The concentration of Cry1AB (69 kDa species) and the ~67 kDa species is nearly the same in both plants, but these bands are barely visible at the 46 and 52 kDa region of the blot for protein preparations isolated from BT10. (In fact, when I printed the report for my use I could not see these bands. They became only just visible when they were printed using a different printer!) I would expect these profiles to be identical unless the proteins detected were not breakdown products at all, but legitimately synthesised proteins of different mRNA transcripts. I also do not know whether their characterisation as breakdown products was ever challenged by regulatory authorities evaluating BT11. This new work by Syngenta, along with the very recent observation of transcription across the nos terminator and processing of transcripts that include the nos region, may provide reason to reconsider the safety analysis of BT11.

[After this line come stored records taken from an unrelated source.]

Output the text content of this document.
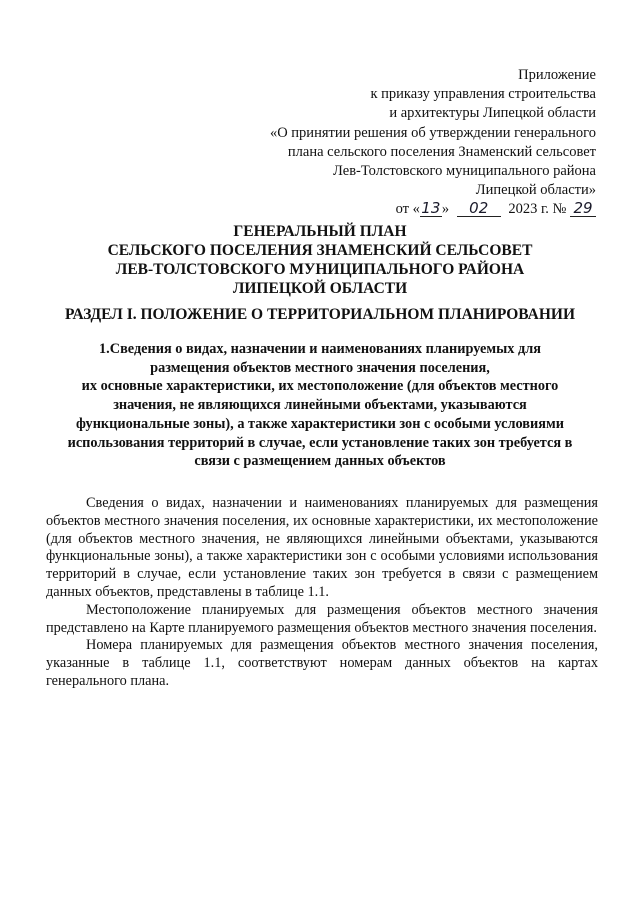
Приложение
к приказу управления строительства
и архитектуры Липецкой области
«О принятии решения об утверждении генерального
плана сельского поселения Знаменский сельсовет
Лев-Толстовского муниципального района
Липецкой области»
от «13» 02 2023 г. № 29
ГЕНЕРАЛЬНЫЙ ПЛАН
СЕЛЬСКОГО ПОСЕЛЕНИЯ ЗНАМЕНСКИЙ СЕЛЬСОВЕТ
ЛЕВ-ТОЛСТОВСКОГО МУНИЦИПАЛЬНОГО РАЙОНА
ЛИПЕЦКОЙ ОБЛАСТИ
РАЗДЕЛ I. ПОЛОЖЕНИЕ О ТЕРРИТОРИАЛЬНОМ ПЛАНИРОВАНИИ
1.Сведения о видах, назначении и наименованиях планируемых для
размещения объектов местного значения поселения,
их основные характеристики, их местоположение (для объектов местного
значения, не являющихся линейными объектами, указываются
функциональные зоны), а также характеристики зон с особыми условиями
использования территорий в случае, если установление таких зон требуется в
связи с размещением данных объектов

Сведения о видах, назначении и наименованиях планируемых для размещения объектов местного значения поселения, их основные характеристики, их местоположение (для объектов местного значения, не являющихся линейными объектами, указываются функциональные зоны), а также характеристики зон с особыми условиями использования территорий в случае, если установление таких зон требуется в связи с размещением данных объектов, представлены в таблице 1.1.

Местоположение планируемых для размещения объектов местного значения представлено на Карте планируемого размещения объектов местного значения поселения.

Номера планируемых для размещения объектов местного значения поселения, указанные в таблице 1.1, соответствуют номерам данных объектов на картах генерального плана.
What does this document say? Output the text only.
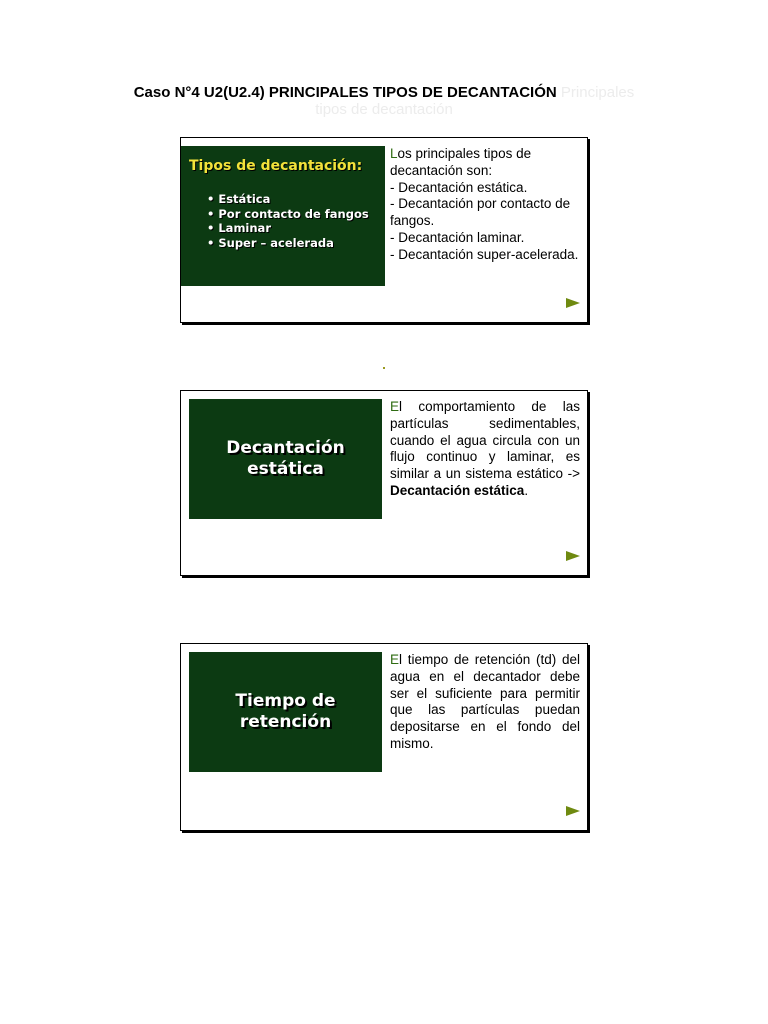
Caso N°4 U2(U2.4) PRINCIPALES TIPOS DE DECANTACIÓN Principales
tipos de decantación
Tipos de decantación:
• Estática
• Por contacto de fangos
• Laminar
• Super – acelerada

Los principales tipos de decantación son:
- Decantación estática.
- Decantación por contacto de fangos.
- Decantación laminar.
- Decantación super-acelerada.

Decantación
estática

El comportamiento de las partículas sedimentables, cuando el agua circula con un flujo continuo y laminar, es similar a un sistema estático -> Decantación estática.

Tiempo de
retención

El tiempo de retención (td) del agua en el decantador debe ser el suficiente para permitir que las partículas puedan depositarse en el fondo del mismo.
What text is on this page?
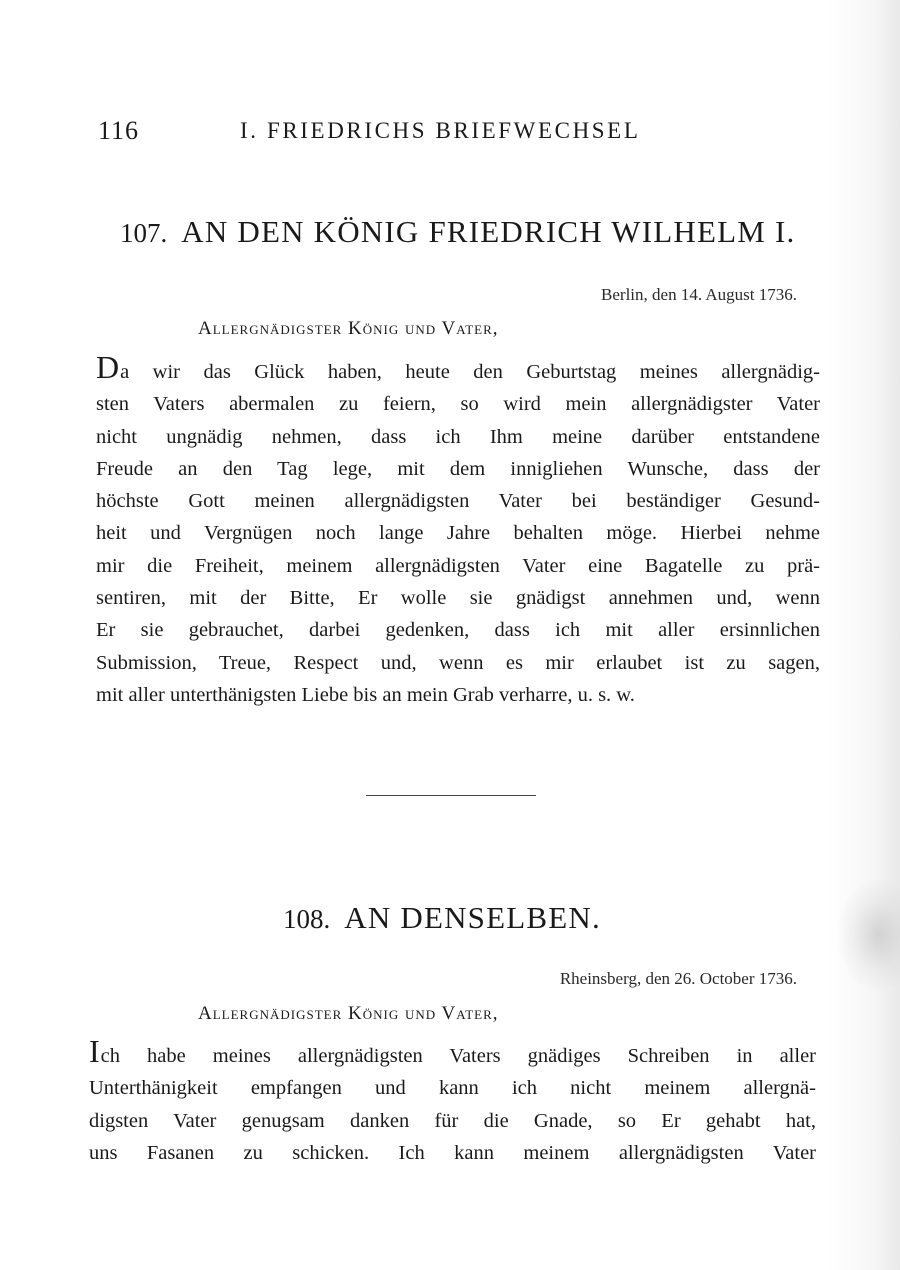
116	I. FRIEDRICHS BRIEFWECHSEL
107. AN DEN KÖNIG FRIEDRICH WILHELM I.
Berlin, den 14. August 1736.
Allergnädigster König und Vater,
Da wir das Glück haben, heute den Geburtstag meines allergnädig-
sten Vaters abermalen zu feiern, so wird mein allergnädigster Vater
nicht ungnädig nehmen, dass ich Ihm meine darüber entstandene
Freude an den Tag lege, mit dem innigliehen Wunsche, dass der
höchste Gott meinen allergnädigsten Vater bei beständiger Gesund-
heit und Vergnügen noch lange Jahre behalten möge. Hierbei nehme
mir die Freiheit, meinem allergnädigsten Vater eine Bagatelle zu prä-
sentiren, mit der Bitte, Er wolle sie gnädigst annehmen und, wenn
Er sie gebrauchet, darbei gedenken, dass ich mit aller ersinnlichen
Submission, Treue, Respect und, wenn es mir erlaubet ist zu sagen,
mit aller unterthänigsten Liebe bis an mein Grab verharre, u. s. w.
108. AN DENSELBEN.
Rheinsberg, den 26. October 1736.
Allergnädigster König und Vater,
Ich habe meines allergnädigsten Vaters gnädiges Schreiben in aller
Unterthänigkeit empfangen und kann ich nicht meinem allergnä-
digsten Vater genugsam danken für die Gnade, so Er gehabt hat,
uns Fasanen zu schicken. Ich kann meinem allergnädigsten Vater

Different inconsistencies are apparent in the PAT Western blot. The PAT levels in BT10 appear to be much higher than in BT11. This is not readily explained by the overall DNA sequence similarity between the BT10 and BT11 events. Moreover, the differences in concentration could indicate a higher overall stability of the PAT protein, and possibly Cry1AB protein (if it is true that the lower molecular weight bands are indeed breakdown products in BT11), produced by BT10. If indeed these proteins are inherently more stable, or delivered to consumers at higher concentrations, their potential to be allergens may be underestimated by studies using BT11 as the source.
In summary, it is not possible for me to assess the importance of the three reported base changes in the characterised BT10 event, because the importance of DNA sequences is in part derived from their context and contribution to higher-order events on the RNA and protein level. While a difference of three nucleotides may seem small, we know that it may not be unimportant. Clearly the events are in different contexts (by being on different chromosomes) and the Western blots suggest, but do not prove (since they were semi-quantitative), that there are significant differences in expression profiles between BT10 and BT11.
The New Zealand Institute of Gene Ecology is a public research centre that emphasises responsiveness to the research questions from the public, particularly those who do not have direct access to the resources to conduct their own research. We have conducted this analysis free-of-charge as part of the University’s role as critic and conscience of society.
Assoc. Prof. Jack Heinemann, PhD
18 May 2005
Cry1Ab Syngenta recombinant allele of a gene sourced from Bacillus thuringiensis.
Confers resistance to certain insects.
PAT phophinothricin acetytransferase (herbicide tolerance).